In many cases functions that operate on sequences can be implemented either
lazily or eagerly without compromising performance. To decide between a lazy
and an eager implementation, the standard library uses the following rule.
When there is a choice, and not explicitly required by the API semantics,
functions don't return lazy collection wrappers that refer to users' closures.

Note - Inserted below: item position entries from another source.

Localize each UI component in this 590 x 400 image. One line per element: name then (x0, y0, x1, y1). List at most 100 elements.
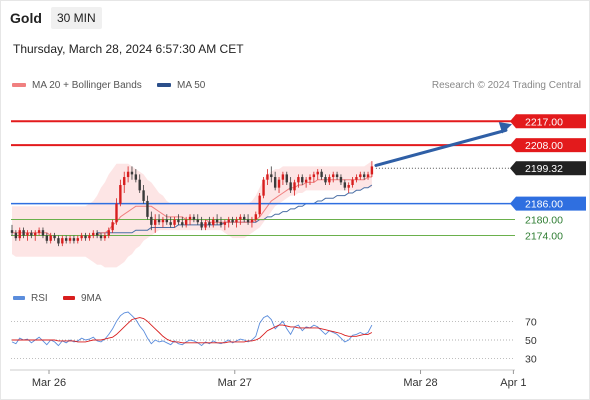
candle-body (297, 177, 300, 183)
candle-body (351, 179, 354, 186)
candle-body (312, 174, 316, 178)
candle-body (34, 232, 37, 236)
candle-body (45, 235, 49, 241)
level-label: 2199.32 (525, 163, 563, 175)
level-label: 2208.00 (525, 140, 563, 152)
candle-body (239, 216, 242, 220)
chart-credit: Research © 2024 Trading Central (431, 80, 581, 91)
candle-body (355, 177, 358, 180)
candle-body (243, 216, 246, 220)
candle-body (227, 219, 230, 223)
legend-rsi-label: RSI (31, 293, 48, 304)
candle-body (115, 203, 118, 223)
candle-body (150, 216, 153, 225)
candle-body (254, 214, 258, 220)
candle-body (57, 238, 60, 244)
candle-body (64, 238, 68, 241)
candle-body (126, 171, 130, 178)
candle-body (231, 219, 234, 223)
candle-body (111, 222, 114, 231)
candle-body (177, 219, 180, 223)
x-tick-label: Mar 26 (32, 377, 66, 389)
rsi-ma-line (12, 317, 373, 344)
rsi-tick-label: 50 (525, 335, 537, 347)
candle-body (215, 219, 219, 223)
level-tag-pointer (510, 114, 516, 129)
candle-body (14, 232, 18, 239)
candle-body (142, 190, 145, 201)
candle-body (10, 230, 14, 233)
candle-body (281, 174, 285, 180)
candle-body (301, 177, 304, 183)
candle-body (165, 219, 168, 223)
candle-body (41, 230, 45, 236)
candle-body (204, 222, 207, 228)
level-tag-pointer (510, 161, 516, 176)
candle-body (95, 232, 99, 236)
candle-body (273, 177, 277, 188)
candle-body (173, 219, 176, 225)
candle-body (157, 219, 161, 223)
candle-body (169, 222, 172, 225)
candle-body (18, 230, 21, 239)
candle-body (335, 174, 339, 178)
candle-body (53, 235, 56, 239)
level-tag-pointer (510, 196, 516, 211)
candle-body (347, 185, 350, 188)
candle-body (289, 182, 292, 191)
legend-ma50: MA 50 (157, 80, 205, 91)
candle-body (200, 222, 203, 228)
candle-body (30, 232, 33, 236)
candle-body (37, 230, 41, 233)
candle-body (103, 235, 107, 239)
chart-header: Gold 30 MIN (0, 0, 590, 34)
candle-body (339, 177, 343, 183)
x-tick-label: Apr 1 (500, 377, 526, 389)
rsi-swatch (13, 296, 25, 301)
legend-rsi-ma: 9MA (63, 293, 102, 304)
legend-rsi: RSI (13, 293, 48, 304)
level-tag-resistance (516, 114, 586, 129)
candle-body (196, 219, 199, 223)
candle-body (332, 174, 335, 178)
candle-body (76, 238, 79, 241)
level-tag-pointer (510, 138, 516, 153)
candle-body (181, 222, 184, 225)
candle-body (184, 219, 188, 225)
candle-body (258, 195, 261, 215)
candle-body (219, 222, 223, 225)
candle-body (208, 222, 211, 225)
candle-body (266, 174, 269, 180)
candle-body (80, 235, 83, 239)
candle-body (277, 179, 281, 188)
candle-body (61, 238, 64, 244)
candle-body (22, 230, 25, 236)
candle-body (223, 222, 227, 225)
forecast-arrow (374, 128, 508, 167)
candle-body (270, 174, 273, 178)
candle-body (316, 171, 319, 175)
candle-body (161, 219, 165, 223)
interval-selector[interactable]: 30 MIN (51, 7, 102, 29)
candle-body (123, 177, 126, 186)
instrument-title: Gold (10, 10, 42, 26)
candle-body (370, 166, 374, 175)
candle-body (107, 230, 110, 236)
legend-ma20-label: MA 20 + Bollinger Bands (32, 80, 142, 91)
candle-body (308, 177, 312, 180)
candle-body (293, 182, 296, 191)
candle-body (235, 219, 238, 223)
level-tag-current (516, 161, 586, 176)
candle-body (324, 177, 327, 183)
ma20-swatch (12, 83, 26, 88)
candle-body (146, 200, 149, 217)
candle-body (72, 238, 76, 241)
level-label: 2186.00 (525, 199, 563, 211)
candle-body (246, 219, 250, 223)
candle-body (320, 171, 323, 178)
x-tick-label: Mar 27 (218, 377, 252, 389)
candle-body (359, 174, 362, 178)
candle-body (250, 219, 254, 223)
candle-body (119, 185, 122, 204)
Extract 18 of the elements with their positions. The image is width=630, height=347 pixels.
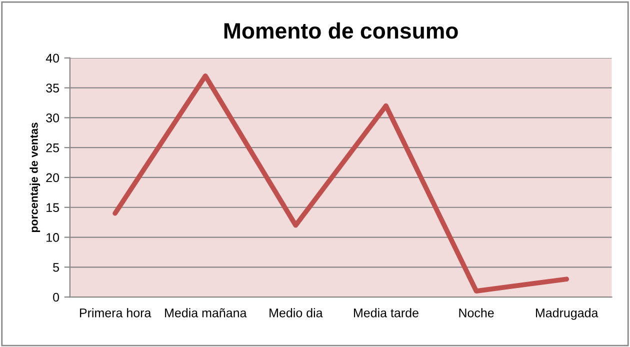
line-series <box>112 73 570 294</box>
y-tick-label: 10 <box>46 233 60 242</box>
y-tick-label: 5 <box>53 263 59 272</box>
y-tick-label: 35 <box>46 84 59 92</box>
x-tick-label: Medio dia <box>270 308 323 318</box>
y-tick-label: 30 <box>46 114 60 122</box>
x-tick-label: Primera hora <box>80 308 152 318</box>
y-tick-label: 20 <box>46 173 60 182</box>
chart-title: Momento de consumo <box>224 22 458 39</box>
y-tick-label: 25 <box>46 143 59 152</box>
y-tick-label: 15 <box>46 203 59 212</box>
y-tick-label: 0 <box>53 292 60 302</box>
x-tick-label: Madrugada <box>536 308 598 320</box>
y-tick-label: 40 <box>46 54 60 63</box>
x-tick-label: Media tarde <box>354 308 418 318</box>
x-tick-label: Media mañana <box>165 308 247 318</box>
y-axis-title: porcentaje de ventas <box>30 122 40 232</box>
x-tick-label: Noche <box>459 308 494 318</box>
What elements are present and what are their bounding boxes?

The consequence is that all users' closures are @noescape
, except in an
explicitly lazy context.
Based on this rule, we conclude that enumerate()
, zip()
and
reverse()
return lazy wrappers, but filter()
and map()
don't. For
the first three functions being lazy is the right default, since usually the
result is immediately consumed by for-in, so we don't want to allocate memory
for it.
Note that neither of the two sorted()
methods (neither one that accepts a
custom comparator closure, nor one that uses the Comparable
conformance)
can't be lazy, because the lazy version would be less efficient than the eager
one.
A different design that was rejected is to preserve consistency with other
strict functions by making these methods strict, but then client code needs to
call an API with a different name, say lazyEnumerate()
to opt into
laziness. The problem is that the eager API, which would have a shorter and
less obscure name, would be less efficient for the common case.
This section describes some of the possible future designs that we have discussed. Some might get dismissed, others might become full proposals and get implemented.
Radars: rdar://problem/18812545 rdar://problem/18812365
Standard library only defines arithmetic operators for LHS and RHS that have matching types. It might be useful to allow users to mix types.
There are multiple approaches:
- AIR model,
- overloads in the standard library for operations that are always safe and can't trap (e.g., comparisons),
- overloads in the standard library for all operations.
TODO: describe advantages
The arguments towards not doing any of these, at least in the short term:
- demand might be lower than we think: seems like users have converged towards
using
Int
as the default integer type. - mitigation: import good C APIs that use appropriate typedefs for
unsigned integers (
size_t
for example) asInt
.
Radars: rdar://problem/17283778
It would be very useful to have a power operator in Swift. We want to make
code look as close as possible to the domain notation, the two-dimensional
formula in this case. In the two-dimensional representation exponentiation is
represented by a change in formatting. With pow()
, once you see the comma,
you have to scan to the left and count parentheses to even understand that
there is a pow()
there.
The biggest concern is that adding an operator has a high barrier.
Nevertheless, we agree **
is the right way to spell it, if we were to have
it. Also there was some agreement that if we did not put this operator in the
core library (so that you won't get it by default), it would become much more
compelling.
We will revisit the discussion when we have submodules for the standard library, in one form or the other.